Bitche : La scierie familiale Leichtnam continue son développement malgré les difficultés
Direction le pays de Bitche à la découverte d’une entreprise familiale : la scierie Leichtnam. Le sous-préfet de l’arrondissement de Sarreguemines, Wassim Kamel poursuit ses visites d’entreprises du territoire. Hier, c’est à Bitche qu’il a découvert, avec le maire de la commune, une entreprise qui emploie 15 personnes : la scierie Leichtnam.
Son N°1 - La scierie familiale Leichtnam continue son développement malgré les difficultés
En 25 ans le nombre de scierie a largement diminué dans le pays de Bitche. Parmi les 3 qui restent, il y a la scierie Leichtnam.
L’entreprise a été créée par mon grand-père en 1964. De base, c’était une entreprise de transport et après il a racheté le site où on est encore actuellement en 1979 où il a développé la scierie. Au début, on travaillait beaucoup pour le secteur de la mine, aujourd’hui, c’est plutôt la sidérurgie.
Sonia est co-gérante et représente la 3ème génération au sein de la société. Avec son père, Philippe, elle nous fait visiter…

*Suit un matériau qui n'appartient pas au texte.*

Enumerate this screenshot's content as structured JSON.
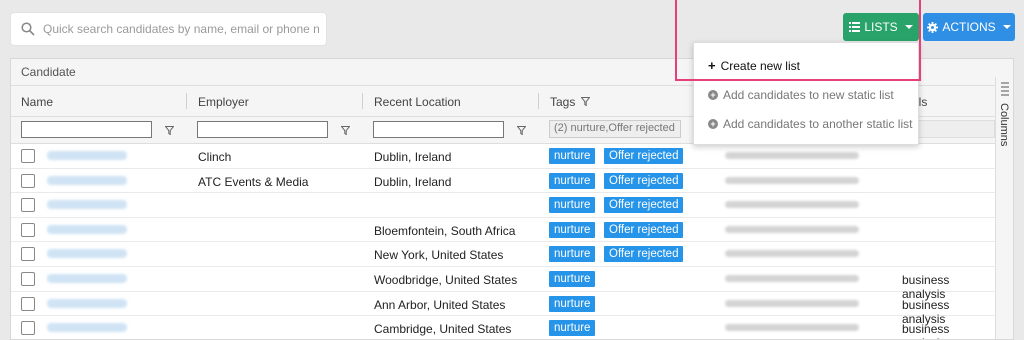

Ici, un opérateur est aux manettes d’une grue pour découper des grumes : d’imposants troncs d’arbre encore recouverts d’écorce.
-Là il y a la découpe !
-Il va mesurer la grume et ensuite il va la couper, 2m, 2m50 ou 3m.

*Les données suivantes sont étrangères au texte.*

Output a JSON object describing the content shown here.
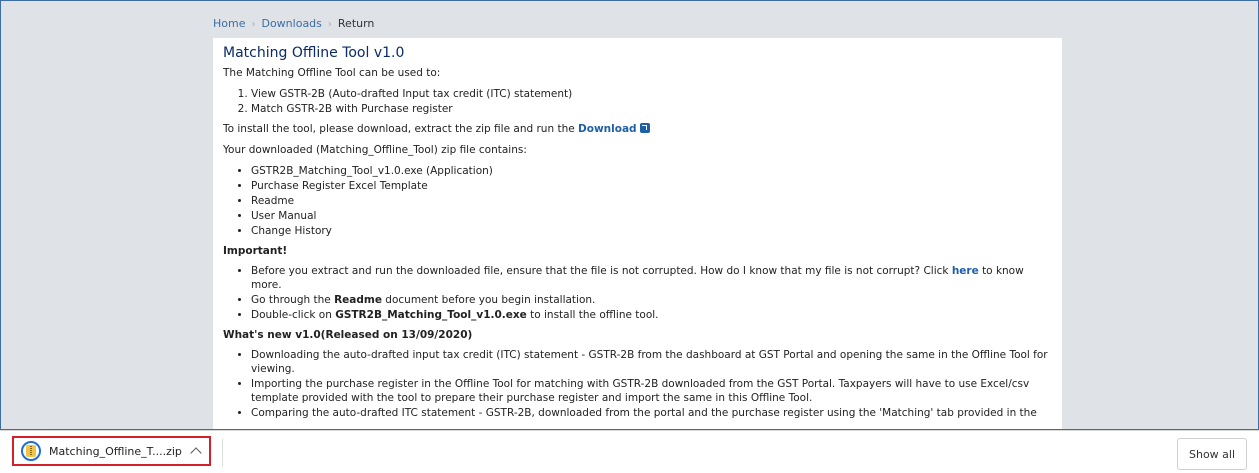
{
  "breadcrumb": {
    "home": "Home",
    "downloads": "Downloads",
    "current": "Return"
  },
  "content": {
    "title": "Matching Offline Tool v1.0",
    "intro": "The Matching Offline Tool can be used to:",
    "uses": [
      "View GSTR-2B (Auto-drafted Input tax credit (ITC) statement)",
      "Match GSTR-2B with Purchase register"
    ],
    "install_text": "To install the tool, please download, extract the zip file and run the",
    "download_link": "Download",
    "contains_text": "Your downloaded (Matching_Offline_Tool) zip file contains:",
    "contents": [
      "GSTR2B_Matching_Tool_v1.0.exe (Application)",
      "Purchase Register Excel Template",
      "Readme",
      "User Manual",
      "Change History"
    ],
    "important_heading": "Important!",
    "important": {
      "item1_text": "Before you extract and run the downloaded file, ensure that the file is not corrupted. How do I know that my file is not corrupt? Click",
      "item1_link": "here",
      "item1_after": "to know more.",
      "item2_pre": "Go through the",
      "item2_bold": "Readme",
      "item2_post": "document before you begin installation.",
      "item3_pre": "Double-click on",
      "item3_bold": "GSTR2B_Matching_Tool_v1.0.exe",
      "item3_post": "to install the offline tool."
    },
    "whats_new_heading": "What's new v1.0(Released on 13/09/2020)",
    "whats_new": [
      "Downloading the auto-drafted input tax credit (ITC) statement - GSTR-2B from the dashboard at GST Portal and opening the same in the Offline Tool for viewing.",
      "Importing the purchase register in the Offline Tool for matching with GSTR-2B downloaded from the GST Portal. Taxpayers will have to use Excel/csv template provided with the tool to prepare their purchase register and import the same in this Offline Tool.",
      "Comparing the auto-drafted ITC statement - GSTR-2B, downloaded from the portal and the purchase register using the 'Matching' tab provided in the"
    ]
  },
  "download_bar": {
    "file_name": "Matching_Offline_T....zip",
    "show_all": "Show all",
    "highlight_color": "#d3202b"
  }
}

Une entreprise qui a su se diversifier
Dans l’entreprise située à Bitche 9 ouvriers travaillent le bois : de la grume aux plaquettes.
Quelle est la destination de ces plaquettes ? -Wassim Kamel
Soit ça part en chaufferie, soit ça part dans une usine qui fait des panneaux Osb avec. On livre plusieurs camions à la chaufferie de Bitche. -Sonia Leichtnam
1 à 2 camions par semaine alimentent la nouvelle chaufferie biomasse de Bitche, mais ce n’est pas le cœur d’activité de la scierie.

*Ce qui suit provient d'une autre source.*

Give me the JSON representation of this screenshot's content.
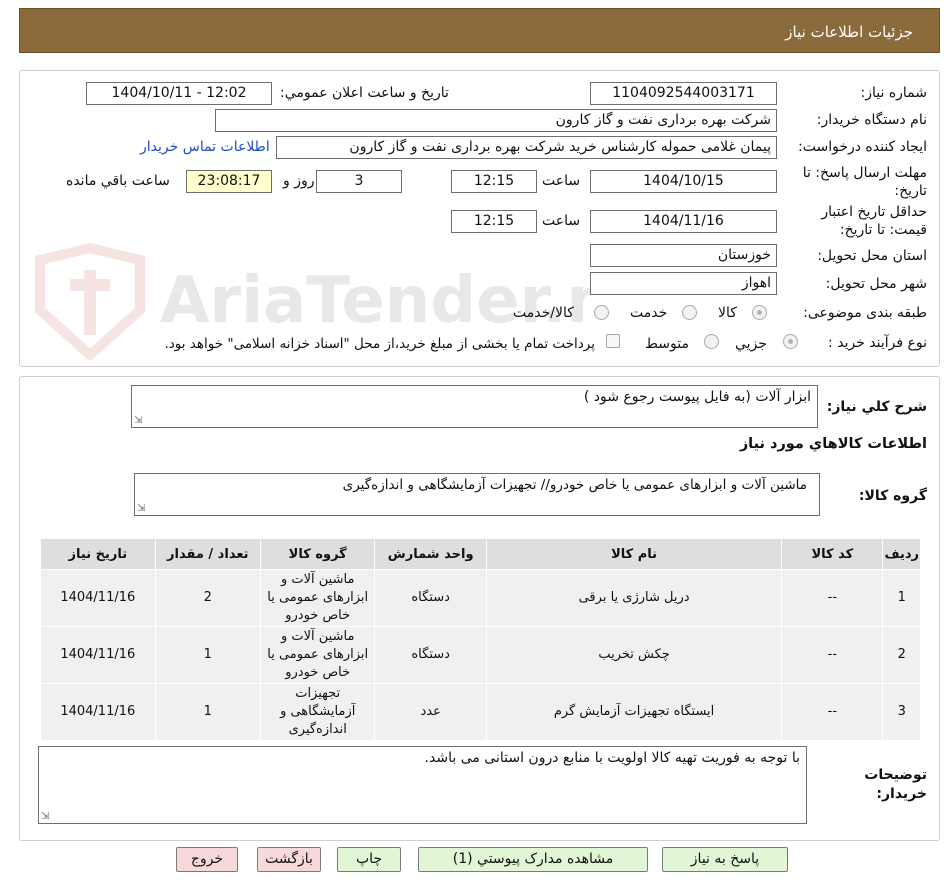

Soit on fait du bois de calage, c’est du bois qui partira dans les sidérurgies pour caler l’acier ou du bois de palette qui est aussi utilisé pour caler l’acier. Le deuxième secteur d’activité c’est le carrelet. C’est utilisé pour les bois de meuble : les pieds de lit, pieds de chaise, les choses comme ça.
Face à la baisse de la première activité, la famille Leichtnam a dû se diversifier avec le bois de chauffe mais aussi les traverses de chemin de fer pour les pays nordiques. Le tout, uniquement en hêtre.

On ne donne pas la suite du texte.